Output heatmap is zeros

Question

Output heatmap is zeros

Xonxt opened this issue 5 years ago · comments

Hi, I'm trying to train a structure similar to Openpose, but with only two additional stages, no PAF branch, depth-image (from RealSense) as input and only 3 keypoints (I only need both hands and face for my application, so the output is a (batch, h/8, w/8, 3) stack). The training is done with Keras. I've got only around ~5000 training images, but with some extensive augmentation. The ground-truth is appropriately scaled heatmaps with Gaussian peaks in place of keaypoints.

I notice, that the output heatmap is basically always just a matrix of zeros immediately after the first 2-3 iterations. Nothing on it. Up until now I've only had enough patience to let it run for about ~1500 iterations (more than a day) on two GPUs and the loss basically always stays around the same value, with the output being just zeros.

Do you think I might be doing something fundamentally wrong, or do I just have to have enough patience to wait for 300'000+ iterations just like in your original implementation?

By the way, when you talk about iterations, do you mean epochs or epochs*steps_per_epoch?

Zhe Chen · Answer 1 · Wed May 22 2019 22:06:02 GMT+0800 (China Standard Time)

Hi, I am facing a similar issue with almost the same setting as yours. Did you solve the problem after that?

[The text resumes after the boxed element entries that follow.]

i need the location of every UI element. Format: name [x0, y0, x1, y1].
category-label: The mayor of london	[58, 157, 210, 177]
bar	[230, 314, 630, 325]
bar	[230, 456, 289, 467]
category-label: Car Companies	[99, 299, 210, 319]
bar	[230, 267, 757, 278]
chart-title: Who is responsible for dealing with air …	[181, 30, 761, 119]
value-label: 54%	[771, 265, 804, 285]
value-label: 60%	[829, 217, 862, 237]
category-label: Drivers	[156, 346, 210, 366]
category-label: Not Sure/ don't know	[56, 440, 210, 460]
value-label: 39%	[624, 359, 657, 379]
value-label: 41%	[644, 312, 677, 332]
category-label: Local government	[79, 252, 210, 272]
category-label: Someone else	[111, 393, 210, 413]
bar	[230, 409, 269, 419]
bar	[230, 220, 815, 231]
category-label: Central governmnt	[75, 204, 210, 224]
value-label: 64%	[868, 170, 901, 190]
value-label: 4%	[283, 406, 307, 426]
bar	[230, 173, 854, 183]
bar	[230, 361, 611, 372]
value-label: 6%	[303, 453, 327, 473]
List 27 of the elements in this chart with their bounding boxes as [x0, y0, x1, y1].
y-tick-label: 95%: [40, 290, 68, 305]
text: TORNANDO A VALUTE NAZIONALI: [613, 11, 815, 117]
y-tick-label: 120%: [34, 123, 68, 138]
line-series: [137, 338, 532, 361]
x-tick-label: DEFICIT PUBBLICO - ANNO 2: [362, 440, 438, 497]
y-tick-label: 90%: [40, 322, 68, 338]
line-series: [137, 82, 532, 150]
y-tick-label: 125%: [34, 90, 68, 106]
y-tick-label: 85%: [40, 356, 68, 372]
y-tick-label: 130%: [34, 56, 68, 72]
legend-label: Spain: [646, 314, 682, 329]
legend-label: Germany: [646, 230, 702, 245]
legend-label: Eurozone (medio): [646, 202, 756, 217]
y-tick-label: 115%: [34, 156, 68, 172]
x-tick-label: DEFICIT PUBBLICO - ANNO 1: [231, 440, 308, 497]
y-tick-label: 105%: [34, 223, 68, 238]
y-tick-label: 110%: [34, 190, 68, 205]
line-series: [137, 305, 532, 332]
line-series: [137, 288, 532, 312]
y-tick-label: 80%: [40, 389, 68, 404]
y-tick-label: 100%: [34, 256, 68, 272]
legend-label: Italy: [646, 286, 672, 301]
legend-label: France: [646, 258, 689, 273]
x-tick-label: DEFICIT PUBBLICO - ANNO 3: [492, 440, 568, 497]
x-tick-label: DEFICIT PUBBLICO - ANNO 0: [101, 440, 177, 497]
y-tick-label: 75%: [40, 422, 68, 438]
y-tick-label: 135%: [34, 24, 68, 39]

Nikita Kovalenko · Answer 2 · Wed May 22 2019 22:13:18 GMT+0800 (China Standard Time)

Hi, I am facing a similar issue with almost the same setting as yours. Did you solve the problem after that?

Hi,
yeah, I'd switched to the SGD optimizer (using an initial learning rate of 2e-5 and a ReduceLROnPlateau callback), made the Gaussian peaks (for the keypoints) a bit larger, added many more training samples and just generally waited for the training to run a bit longer. I was able to see acceptable results already after a thousand epochs.

My settings:

# optimizer:
sgd = SGD(lr=2e-05, decay=0.0, momentum=0.9, nesterov=False)

# loss function:
def _heat_loss(x,y):
    return K.sum(K.square(x - y)) / 2

# compiling model:
model.compile(optimizer=sgd, loss=_heat_loss)

# callback:
from keras.callbacks import ReduceLROnPlateau
reduce_learning_rate = ReduceLROnPlateau(monitor='loss', factor=gamma, patience=50, verbose=1)

Hope that helps.

Zhe Chen · Answer 3 · Fri May 24 2019 14:24:19 GMT+0800 (China Standard Time)

Hi @Xonxt,

Thank you so much! You saved my day.

I switched from Adam to SGD and reduced the kernel size from 7 to 3 in all convolutional layers. Everything started to work.